Oxysterols migrate better than cholesterol through cell membranes and increase water penetration of the bilayer [92]. The initial increase of oxysterol levels with a subsequent decrease could be due to chemical cascade reactions in which hydrophobic cholesterol molecules are oxidised to less hydrophobic oxysterols. These oxysterols will potentially change the permeability of membranes [113,114]. The exchange of molecules between the aqueous humour and the lens [115] provides another potential mechanism by which the lens could clear some IR-induced oxysterols. Dietary anti-oxidants such as α-tocopherol, ascorbic acid and vitamin A as well as the endogenous lenticular glutathione [53,[116], [117], [118]] are all potential chemical antioxidants in the eye lens. Why then should the lens cortex be more sensitive to IR than the nucleus (Fig. 6) is interesting and it resonates with the epidemiological data that reports posterior subcapsular cataracts (PSC) in the lens cortex of IR-exposed individuals [119,120] and also in irradiated mice 18 months after IR exposure [121]. Epidemiological studies show occupational workers exposed to IR can also develop cataract after chronic exposure later in their lifetime [122]. Further studies are needed to evidence how IR dose rate may affect the formation and retention of oxysterols given has been shown to influence lens outcomes [123].

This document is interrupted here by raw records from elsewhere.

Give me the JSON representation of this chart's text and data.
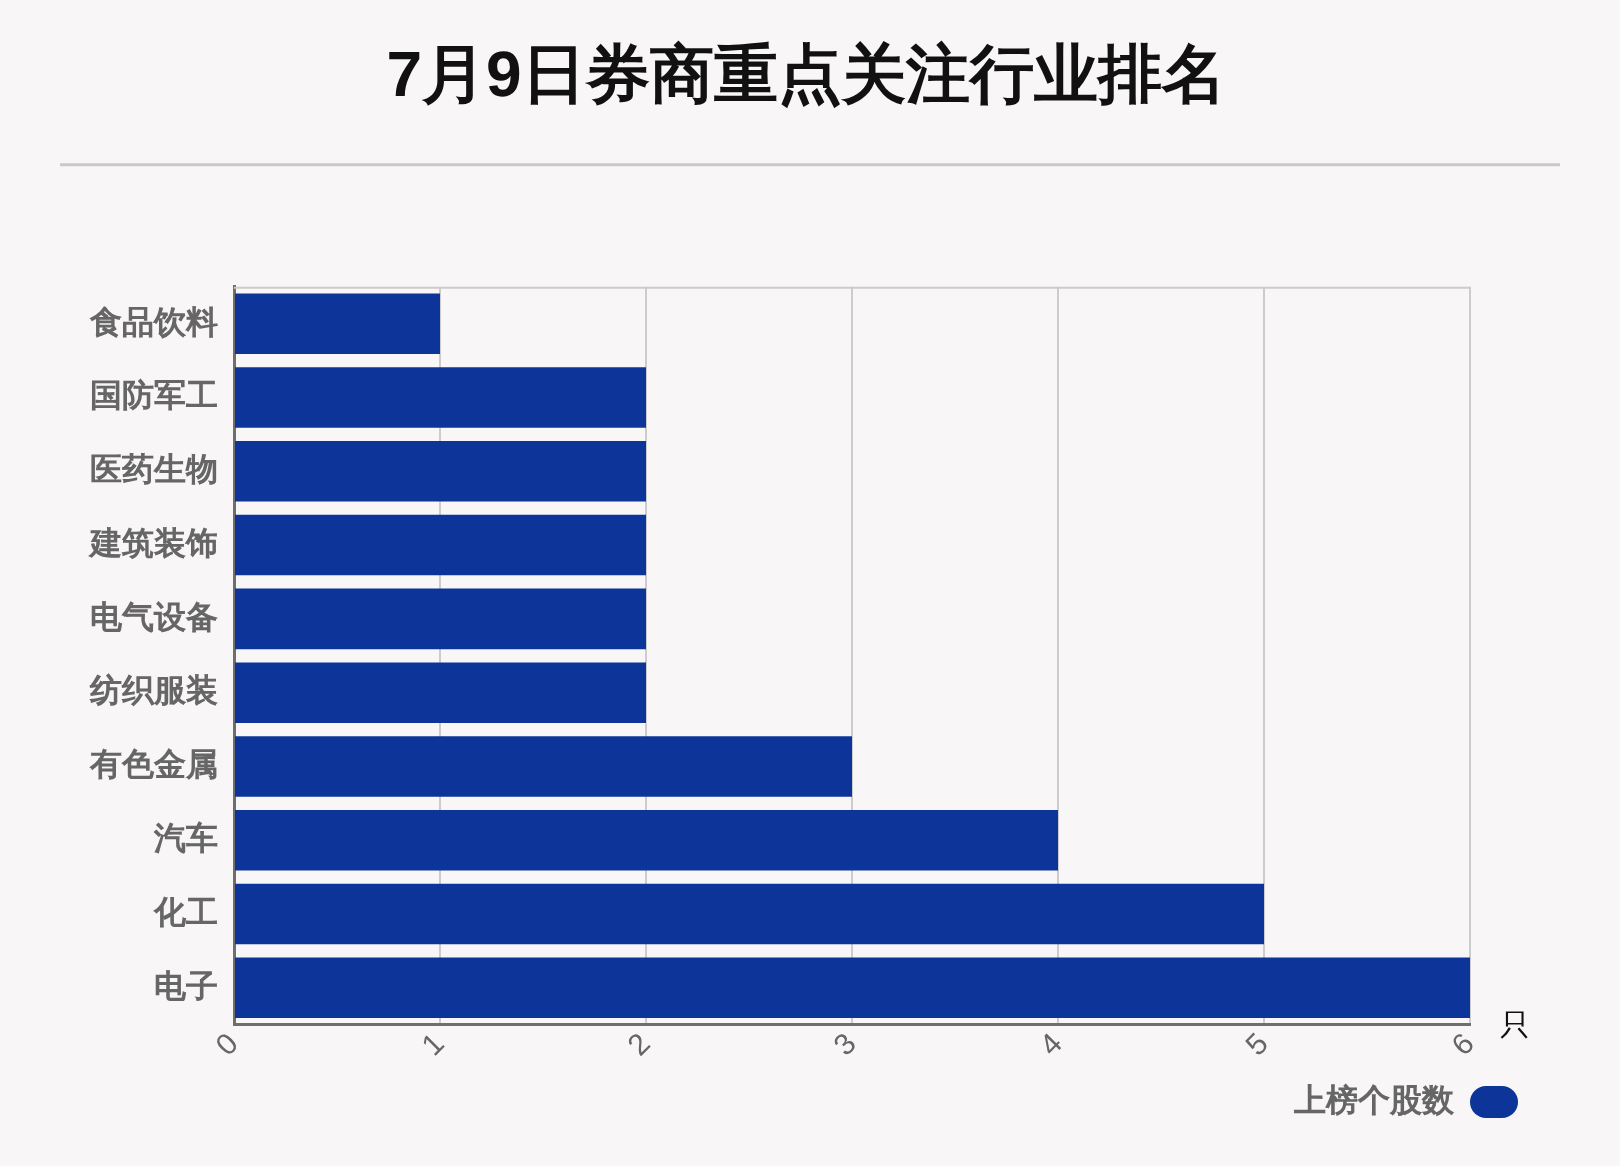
{
  "chart_data": {
    "type": "bar",
    "orientation": "horizontal",
    "title": "7月9日券商重点关注行业排名",
    "xlabel": "只",
    "categories": [
      "食品饮料",
      "国防军工",
      "医药生物",
      "建筑装饰",
      "电气设备",
      "纺织服装",
      "有色金属",
      "汽车",
      "化工",
      "电子"
    ],
    "series": [
      {
        "name": "上榜个股数",
        "color": "#0d3599",
        "values": [
          1,
          2,
          2,
          2,
          2,
          2,
          3,
          4,
          5,
          6
        ]
      }
    ],
    "xlim": [
      0,
      6
    ],
    "xticks": [
      0,
      1,
      2,
      3,
      4,
      5,
      6
    ],
    "grid": "x",
    "legend": "bottom right"
  }
}
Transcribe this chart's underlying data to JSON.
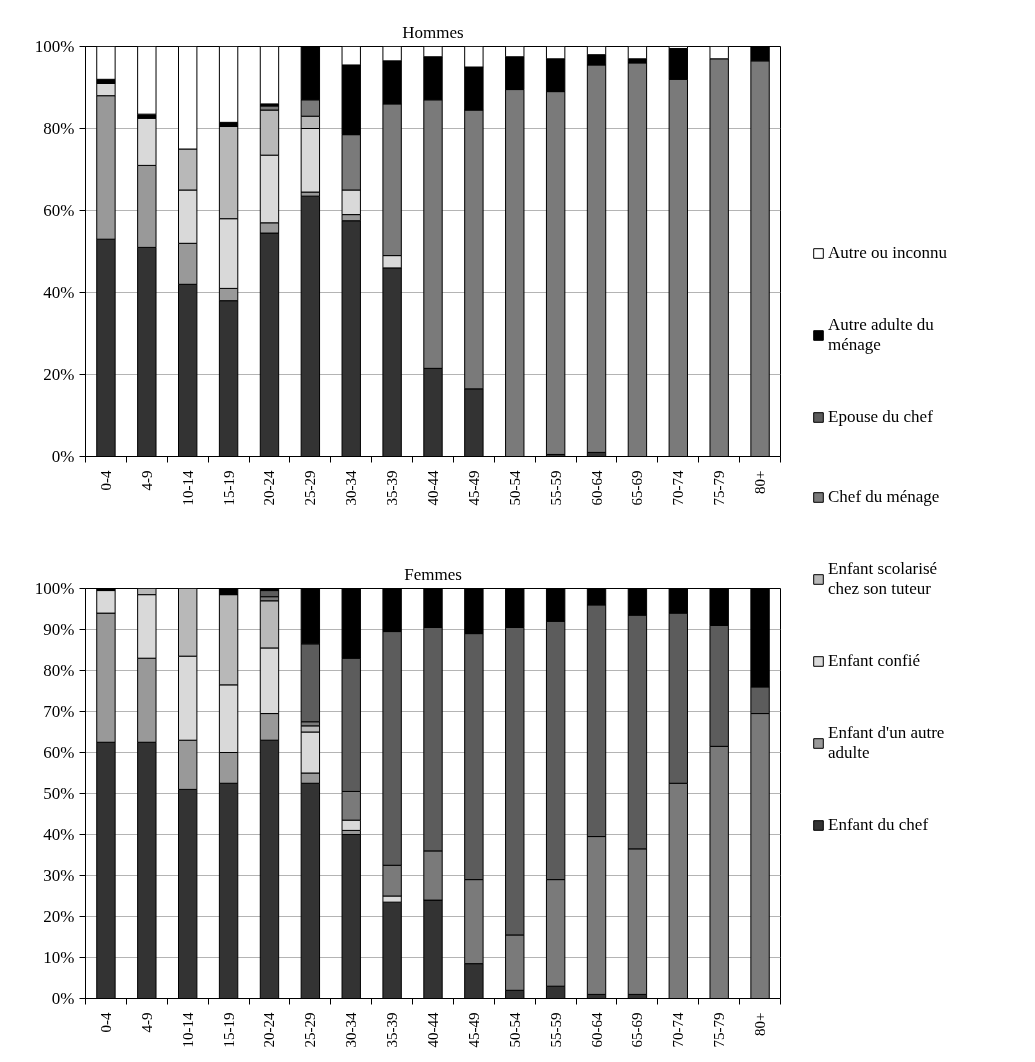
{
  "chart_data": [
    {
      "type": "bar",
      "stacked": true,
      "title": "Hommes",
      "categories": [
        "0-4",
        "4-9",
        "10-14",
        "15-19",
        "20-24",
        "25-29",
        "30-34",
        "35-39",
        "40-44",
        "45-49",
        "50-54",
        "55-59",
        "60-64",
        "65-69",
        "70-74",
        "75-79",
        "80+"
      ],
      "series": [
        {
          "name": "Enfant du chef",
          "color": "#333333",
          "values": [
            53,
            51,
            42,
            38,
            54.5,
            63.5,
            57.5,
            46,
            21.5,
            16.5,
            null,
            0.5,
            1,
            null,
            null,
            null,
            null
          ]
        },
        {
          "name": "Enfant d'un autre adulte",
          "color": "#999999",
          "values": [
            35,
            20,
            10,
            3,
            2.5,
            1,
            1.5,
            null,
            null,
            null,
            null,
            null,
            null,
            null,
            null,
            null,
            null
          ]
        },
        {
          "name": "Enfant confié",
          "color": "#d9d9d9",
          "values": [
            3,
            11.5,
            13,
            17,
            16.5,
            15.5,
            6,
            3,
            null,
            null,
            null,
            null,
            null,
            null,
            null,
            null,
            null
          ]
        },
        {
          "name": "Enfant scolarisé chez son tuteur",
          "color": "#b8b8b8",
          "values": [
            null,
            null,
            10,
            22.5,
            11,
            3,
            null,
            null,
            null,
            null,
            null,
            null,
            null,
            null,
            null,
            null,
            null
          ]
        },
        {
          "name": "Chef du ménage",
          "color": "#7a7a7a",
          "values": [
            null,
            null,
            null,
            null,
            1,
            4,
            13.5,
            37,
            65.5,
            68,
            89.5,
            88.5,
            94.5,
            96,
            92,
            97,
            96.5
          ]
        },
        {
          "name": "Epouse du chef",
          "color": "#5c5c5c",
          "values": [
            null,
            null,
            null,
            null,
            null,
            null,
            null,
            null,
            null,
            null,
            null,
            null,
            null,
            null,
            null,
            null,
            null
          ]
        },
        {
          "name": "Autre adulte du ménage",
          "color": "#000000",
          "values": [
            1,
            1,
            null,
            1,
            0.5,
            13,
            17,
            10.5,
            10.5,
            10.5,
            8,
            8,
            2.5,
            1,
            7.5,
            null,
            3.5
          ]
        },
        {
          "name": "Autre ou inconnu",
          "color": "#ffffff",
          "values": [
            8,
            16.5,
            25,
            18.5,
            14,
            null,
            4.5,
            3.5,
            2.5,
            5,
            2.5,
            3,
            2,
            3,
            0.5,
            3,
            null
          ]
        }
      ],
      "ylim": [
        0,
        100
      ],
      "yticks": [
        {
          "value": 0,
          "label": "0%"
        },
        {
          "value": 20,
          "label": "20%"
        },
        {
          "value": 40,
          "label": "40%"
        },
        {
          "value": 60,
          "label": "60%"
        },
        {
          "value": 80,
          "label": "80%"
        },
        {
          "value": 100,
          "label": "100%"
        }
      ],
      "grid": "y",
      "legend": "right"
    },
    {
      "type": "bar",
      "stacked": true,
      "title": "Femmes",
      "categories": [
        "0-4",
        "4-9",
        "10-14",
        "15-19",
        "20-24",
        "25-29",
        "30-34",
        "35-39",
        "40-44",
        "45-49",
        "50-54",
        "55-59",
        "60-64",
        "65-69",
        "70-74",
        "75-79",
        "80+"
      ],
      "series": [
        {
          "color": "#333333",
          "values": [
            62.5,
            62.5,
            51,
            52.5,
            63,
            52.5,
            40,
            23.5,
            24,
            8.5,
            2,
            3,
            1,
            1,
            null,
            null,
            null
          ]
        },
        {
          "color": "#999999",
          "values": [
            31.5,
            20.5,
            12,
            7.5,
            6.5,
            2.5,
            1,
            null,
            null,
            null,
            null,
            null,
            null,
            null,
            null,
            null,
            null
          ]
        },
        {
          "color": "#d9d9d9",
          "values": [
            5.5,
            15.5,
            20.5,
            16.5,
            16,
            10,
            2.5,
            1.5,
            null,
            null,
            null,
            null,
            null,
            null,
            null,
            null,
            null
          ]
        },
        {
          "color": "#b8b8b8",
          "values": [
            null,
            1.5,
            16.5,
            22,
            11.5,
            1.5,
            null,
            null,
            null,
            null,
            null,
            null,
            null,
            null,
            null,
            null,
            null
          ]
        },
        {
          "color": "#7a7a7a",
          "values": [
            null,
            null,
            null,
            null,
            1,
            1,
            7,
            7.5,
            12,
            20.5,
            13.5,
            26,
            38.5,
            35.5,
            52.5,
            61.5,
            69.5
          ]
        },
        {
          "color": "#5c5c5c",
          "values": [
            null,
            null,
            null,
            null,
            1.5,
            19,
            32.5,
            57,
            54.5,
            60,
            75,
            63,
            56.5,
            57,
            41.5,
            29.5,
            6.5
          ]
        },
        {
          "color": "#000000",
          "values": [
            0.5,
            null,
            null,
            1.5,
            0.5,
            13.5,
            17,
            10.5,
            9.5,
            11,
            9.5,
            8,
            4,
            6.5,
            6,
            9,
            24
          ]
        }
      ],
      "ylim": [
        0,
        100
      ],
      "yticks": [
        {
          "value": 0,
          "label": "0%"
        },
        {
          "value": 10,
          "label": "10%"
        },
        {
          "value": 20,
          "label": "20%"
        },
        {
          "value": 30,
          "label": "30%"
        },
        {
          "value": 40,
          "label": "40%"
        },
        {
          "value": 50,
          "label": "50%"
        },
        {
          "value": 60,
          "label": "60%"
        },
        {
          "value": 70,
          "label": "70%"
        },
        {
          "value": 80,
          "label": "80%"
        },
        {
          "value": 90,
          "label": "90%"
        },
        {
          "value": 100,
          "label": "100%"
        }
      ],
      "grid": "y"
    }
  ]
}
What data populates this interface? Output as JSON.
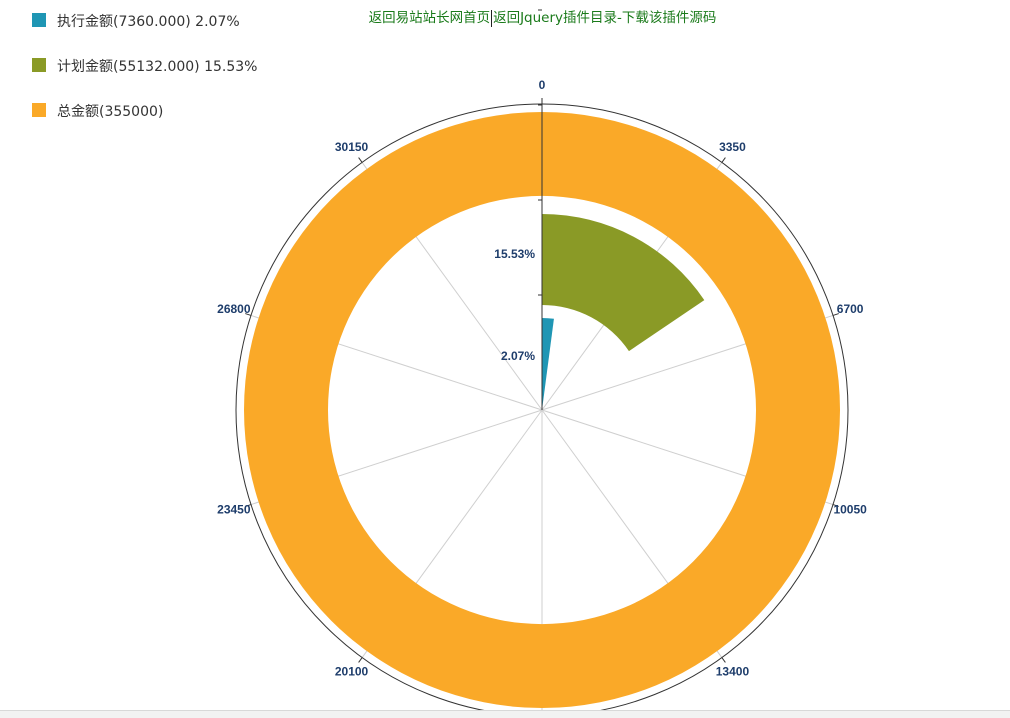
{
  "nav": {
    "link_home": "返回易站站长网首页",
    "link_catalog": "返回Jquery插件目录-下载该插件源码"
  },
  "legend": [
    {
      "label": "执行金额(7360.000) 2.07%",
      "color": "#1f96b4"
    },
    {
      "label": "计划金额(55132.000) 15.53%",
      "color": "#8a9a26"
    },
    {
      "label": "总金额(355000)",
      "color": "#faa928"
    }
  ],
  "chart_data": {
    "type": "radial-bar",
    "angle_axis": {
      "min": 0,
      "max": 33500,
      "ticks": [
        0,
        3350,
        6700,
        10050,
        13400,
        20100,
        23450,
        26800,
        30150
      ],
      "tick_labels": [
        "0",
        "3350",
        "6700",
        "10050",
        "13400",
        "20100",
        "23450",
        "26800",
        "30150"
      ]
    },
    "series": [
      {
        "name": "执行金额",
        "value": 7360.0,
        "percent": 2.07,
        "label": "2.07%",
        "color": "#1f96b4"
      },
      {
        "name": "计划金额",
        "value": 55132.0,
        "percent": 15.53,
        "label": "15.53%",
        "color": "#8a9a26"
      },
      {
        "name": "总金额",
        "value": 355000,
        "percent": 100,
        "label": "",
        "color": "#faa928"
      }
    ],
    "grid": true
  }
}
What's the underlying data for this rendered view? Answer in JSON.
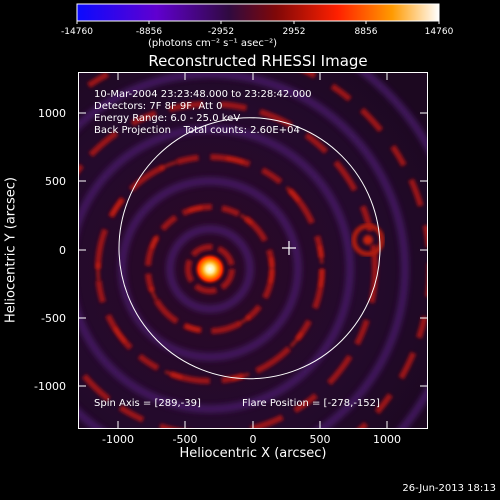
{
  "colorbar": {
    "tick_labels": [
      "-14760",
      "-8856",
      "-2952",
      "2952",
      "8856",
      "14760"
    ],
    "unit_label": "(photons cm⁻² s⁻¹ asec⁻²)",
    "min": -14760,
    "max": 14760,
    "colors": [
      "#0a0aff",
      "#5a00c8",
      "#3a0a38",
      "#8a0a0a",
      "#ff2400",
      "#ff9000",
      "#ffffff"
    ]
  },
  "plot": {
    "title": "Reconstructed RHESSI Image",
    "xlabel": "Heliocentric X (arcsec)",
    "ylabel": "Heliocentric Y (arcsec)",
    "xlim": [
      -1300,
      1300
    ],
    "ylim": [
      -1300,
      1300
    ],
    "x_ticks": [
      "-1000",
      "-500",
      "0",
      "500",
      "1000"
    ],
    "y_ticks": [
      "1000",
      "500",
      "0",
      "-500",
      "-1000"
    ],
    "x_tick_values": [
      -1000,
      -500,
      0,
      500,
      1000
    ],
    "y_tick_values": [
      1000,
      500,
      0,
      -500,
      -1000
    ]
  },
  "info": {
    "time_range": "10-Mar-2004 23:23:48.000 to 23:28:42.000",
    "detectors": "Detectors: 7F 8F 9F, Att 0",
    "energy": "Energy Range: 6.0 - 25.0 keV",
    "method_counts": "Back Projection    Total counts: 2.60E+04",
    "spin_axis": "Spin Axis = [289,-39]",
    "flare_position": "Flare Position = [-278,-152]"
  },
  "solar_disk_radius_arcsec": 970,
  "spin_axis_xy": [
    289,
    -39
  ],
  "flare_xy": [
    -278,
    -152
  ],
  "footer_date": "26-Jun-2013 18:13"
}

Our study shows that IR can potentially contribute to the cataractogenic load [10] upon the lens by cholesterol oxidation. A better understanding of the mechanism through which IR-induced cataract formation occurs will enable the radiation protection community to develop better dosimetry, refine the occupational exposure threshold to devise future treatment/protection protocols for individuals exposed to high doses such as radiotherapy patients and clean-up workers compared to those with chronic exposures during prolonged periods in their lifetime e.g. healthcare professionals, astronauts, air crew and energy industry workers.

Declaration of Competing Interests

The authors declare that they have no known competing financial interests or personal relationships that could have appeared to influence the work reported in this paper.

Data Availability

• Data will be made available on request.